Voyons en revue quelques cas ou cet organisme aurait sa place.

L'affaire Villanueva

Lors de l'intervention policière qui a conduit à la mort du jeune homme, le département de police du SPVM a fait ce qu'elle se devait de faire. S'en tenir à un : Pas de commentaires. Normal. L'enquête n'était plus la sienne, mais celle de la S.Q.

L'affaire Ian Davidson

Nous nous souviendrons de ce policier récemment retraité qui voulait vendre au crime organisé les noms de centaines de sources codées. L'homme se suicide le jour du dévoilement de l'affaire dans les journaux. Tout n'a pas été dit et rien n'en ressortira.

L'affaire Bain

Encore une fois, mort d'homme et attentat contre la première ministre. Tout le monde est au fait du cafouillage monstre qui aurait pu devenir catastrophique. Comment penser que...

L'affaire Cacchioné et De Feo

En juin dernier, à la demande de la GRC, le département de police du SPVM suspend deux officiers supérieurs, suite à des allégations de copinage avec certains Italiens.

Nous pouvons ajouter l'affaire de la rue St Denis où un homme de 70 ans tombe sous les balles des policiers et quelques autres encore sous enquête.

La police des polices

Un groupe formé à l'européenne, comprenant des enquêteurs chevronnés et triés sur le volet, des avocats-conseils, des experts en scène de crime, ayant comme mandat d'élucider ce qui devient une scène de crime ou de fortes allégations criminelles faites par un autre corps policier. Un groupe ayant les moyens de nos attentes, pas une troupe de joyeux fonctionnaires de 9 à 5 avec fins de semaine off.

Il devient de plus en plus impensable que la police enquête la police et ce n'est pas toujours parce que les policiers sont enclins à enterrer l'affaire.

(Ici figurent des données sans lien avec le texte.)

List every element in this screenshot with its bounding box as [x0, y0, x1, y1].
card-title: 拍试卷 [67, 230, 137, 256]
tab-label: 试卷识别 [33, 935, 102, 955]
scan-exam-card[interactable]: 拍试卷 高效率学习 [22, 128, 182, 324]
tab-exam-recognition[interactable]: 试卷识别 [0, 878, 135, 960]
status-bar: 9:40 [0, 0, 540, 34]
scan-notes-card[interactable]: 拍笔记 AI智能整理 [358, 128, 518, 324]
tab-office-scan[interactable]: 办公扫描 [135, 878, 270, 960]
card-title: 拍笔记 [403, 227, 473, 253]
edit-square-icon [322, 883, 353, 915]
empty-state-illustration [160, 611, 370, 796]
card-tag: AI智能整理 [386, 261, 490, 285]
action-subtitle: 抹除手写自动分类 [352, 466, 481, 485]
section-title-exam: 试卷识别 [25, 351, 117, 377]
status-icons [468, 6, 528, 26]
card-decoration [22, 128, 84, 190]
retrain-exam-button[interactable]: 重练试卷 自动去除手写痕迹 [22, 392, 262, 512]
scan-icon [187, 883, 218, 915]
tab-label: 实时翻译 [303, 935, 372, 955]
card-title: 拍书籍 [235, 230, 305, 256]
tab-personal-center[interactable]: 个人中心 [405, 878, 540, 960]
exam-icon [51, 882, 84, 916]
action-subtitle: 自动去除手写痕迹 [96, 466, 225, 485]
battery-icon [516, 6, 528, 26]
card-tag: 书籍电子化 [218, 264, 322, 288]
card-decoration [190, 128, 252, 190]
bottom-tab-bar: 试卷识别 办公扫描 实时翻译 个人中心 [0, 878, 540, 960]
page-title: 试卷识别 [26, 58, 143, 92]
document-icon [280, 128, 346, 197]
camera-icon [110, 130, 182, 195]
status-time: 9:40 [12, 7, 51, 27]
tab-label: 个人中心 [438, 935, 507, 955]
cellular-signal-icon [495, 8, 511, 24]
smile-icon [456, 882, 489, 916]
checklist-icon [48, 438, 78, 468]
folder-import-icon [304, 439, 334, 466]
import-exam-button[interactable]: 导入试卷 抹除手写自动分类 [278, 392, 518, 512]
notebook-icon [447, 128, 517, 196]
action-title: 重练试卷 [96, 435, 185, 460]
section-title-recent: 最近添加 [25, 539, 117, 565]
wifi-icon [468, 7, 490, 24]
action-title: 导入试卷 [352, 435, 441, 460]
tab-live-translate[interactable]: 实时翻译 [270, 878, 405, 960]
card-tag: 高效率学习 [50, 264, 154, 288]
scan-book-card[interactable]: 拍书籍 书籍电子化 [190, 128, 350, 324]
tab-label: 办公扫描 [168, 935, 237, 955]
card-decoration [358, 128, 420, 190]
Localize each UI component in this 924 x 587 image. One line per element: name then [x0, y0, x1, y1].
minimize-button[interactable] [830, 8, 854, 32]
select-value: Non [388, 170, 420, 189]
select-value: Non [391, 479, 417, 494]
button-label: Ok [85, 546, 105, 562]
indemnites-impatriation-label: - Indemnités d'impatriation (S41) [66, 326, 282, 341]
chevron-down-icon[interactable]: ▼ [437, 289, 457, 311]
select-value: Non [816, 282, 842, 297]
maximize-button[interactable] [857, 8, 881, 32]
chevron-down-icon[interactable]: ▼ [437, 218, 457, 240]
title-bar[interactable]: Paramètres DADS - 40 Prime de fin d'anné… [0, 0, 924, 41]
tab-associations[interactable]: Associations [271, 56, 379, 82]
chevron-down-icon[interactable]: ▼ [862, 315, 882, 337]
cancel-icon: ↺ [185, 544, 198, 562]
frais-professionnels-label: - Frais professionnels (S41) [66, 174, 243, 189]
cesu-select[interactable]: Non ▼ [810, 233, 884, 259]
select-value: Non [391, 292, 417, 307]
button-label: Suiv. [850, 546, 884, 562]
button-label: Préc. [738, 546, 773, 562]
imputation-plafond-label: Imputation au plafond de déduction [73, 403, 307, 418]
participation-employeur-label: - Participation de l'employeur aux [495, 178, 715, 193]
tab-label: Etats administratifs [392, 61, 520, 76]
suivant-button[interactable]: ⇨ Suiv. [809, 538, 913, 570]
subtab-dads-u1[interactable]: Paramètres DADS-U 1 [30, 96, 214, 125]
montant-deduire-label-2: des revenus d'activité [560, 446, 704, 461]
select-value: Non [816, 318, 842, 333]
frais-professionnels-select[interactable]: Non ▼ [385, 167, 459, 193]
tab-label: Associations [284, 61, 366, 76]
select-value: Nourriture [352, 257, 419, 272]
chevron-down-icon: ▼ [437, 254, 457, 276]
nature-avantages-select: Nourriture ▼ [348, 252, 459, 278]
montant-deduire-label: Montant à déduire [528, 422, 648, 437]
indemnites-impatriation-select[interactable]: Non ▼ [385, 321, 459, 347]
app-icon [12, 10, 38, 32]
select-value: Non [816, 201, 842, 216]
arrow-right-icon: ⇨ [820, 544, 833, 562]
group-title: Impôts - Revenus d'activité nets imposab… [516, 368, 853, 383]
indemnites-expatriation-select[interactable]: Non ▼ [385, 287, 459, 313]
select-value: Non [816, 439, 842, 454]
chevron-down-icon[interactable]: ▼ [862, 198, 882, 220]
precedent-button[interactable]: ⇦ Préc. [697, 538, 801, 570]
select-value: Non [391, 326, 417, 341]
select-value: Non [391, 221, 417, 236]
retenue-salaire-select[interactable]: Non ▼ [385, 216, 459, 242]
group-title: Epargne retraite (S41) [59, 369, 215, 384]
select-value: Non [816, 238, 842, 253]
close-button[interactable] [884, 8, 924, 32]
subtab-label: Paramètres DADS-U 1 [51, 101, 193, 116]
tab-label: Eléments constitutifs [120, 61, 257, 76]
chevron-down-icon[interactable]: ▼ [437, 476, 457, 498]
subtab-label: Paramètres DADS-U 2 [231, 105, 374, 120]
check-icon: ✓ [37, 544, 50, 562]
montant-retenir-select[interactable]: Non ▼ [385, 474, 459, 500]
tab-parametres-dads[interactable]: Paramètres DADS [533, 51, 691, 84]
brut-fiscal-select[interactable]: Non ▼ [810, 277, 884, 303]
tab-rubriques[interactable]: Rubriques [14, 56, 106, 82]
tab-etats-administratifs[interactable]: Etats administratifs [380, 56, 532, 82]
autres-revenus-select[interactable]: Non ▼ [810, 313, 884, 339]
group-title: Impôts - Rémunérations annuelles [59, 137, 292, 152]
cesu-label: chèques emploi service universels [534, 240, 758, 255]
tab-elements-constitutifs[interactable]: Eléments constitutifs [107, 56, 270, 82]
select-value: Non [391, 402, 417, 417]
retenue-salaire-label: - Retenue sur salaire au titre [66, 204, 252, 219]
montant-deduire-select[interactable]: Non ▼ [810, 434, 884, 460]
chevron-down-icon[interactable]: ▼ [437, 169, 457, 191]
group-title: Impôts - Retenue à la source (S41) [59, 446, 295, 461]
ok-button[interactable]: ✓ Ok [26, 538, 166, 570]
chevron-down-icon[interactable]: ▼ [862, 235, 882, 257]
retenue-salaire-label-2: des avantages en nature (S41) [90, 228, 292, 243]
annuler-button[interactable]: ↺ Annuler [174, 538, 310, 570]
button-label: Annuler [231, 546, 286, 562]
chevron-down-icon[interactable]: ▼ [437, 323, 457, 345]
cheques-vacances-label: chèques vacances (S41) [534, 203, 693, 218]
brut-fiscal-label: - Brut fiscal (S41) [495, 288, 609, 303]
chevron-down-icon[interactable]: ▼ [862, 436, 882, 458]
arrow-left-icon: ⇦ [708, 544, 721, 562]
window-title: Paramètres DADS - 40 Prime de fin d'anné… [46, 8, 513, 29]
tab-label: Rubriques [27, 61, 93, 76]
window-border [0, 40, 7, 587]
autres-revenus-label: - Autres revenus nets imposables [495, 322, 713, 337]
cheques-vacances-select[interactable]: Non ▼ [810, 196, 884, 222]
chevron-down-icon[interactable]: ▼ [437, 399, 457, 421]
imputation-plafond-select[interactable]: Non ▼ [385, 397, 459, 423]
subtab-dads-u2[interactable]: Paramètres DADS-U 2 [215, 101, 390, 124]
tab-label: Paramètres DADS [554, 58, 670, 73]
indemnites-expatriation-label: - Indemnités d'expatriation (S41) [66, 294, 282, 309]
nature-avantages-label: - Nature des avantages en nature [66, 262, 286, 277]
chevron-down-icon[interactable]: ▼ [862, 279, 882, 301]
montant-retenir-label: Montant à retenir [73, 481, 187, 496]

Ceux qui se souviennent de l'affaire Antony Griffith en 1987 ne savent pas que des enquêteurs ont interrogé le policier Gosset pendant des heures sans lui avoir donné ses droits ni même demandé comment il allait. Puis ils le laisseront partir sans accompagnement, après une déclaration écrite, et ce, après 13 heures sans sommeil.

Un policier du nom de Chrétien a passé huit heures en cellules avant que des enquêteurs aillent vérifier les dires d'une victime. Celle-ci accusait deux policiers de vol et des témoins affirmèrent que cette même victime avait dilapidé tout son avoir en alcool. Le policier sera mis à la porte du poste sans même un mot d'excuse.

Il y aurait une tonne d'histoires comme celles-ci et c'est pourquoi dans un cas comme dans l'autre. Il vaut mieux qu'un groupe indépendant bien formé et au-dessus de tout soupçon fasse le travail dont personne ne veut.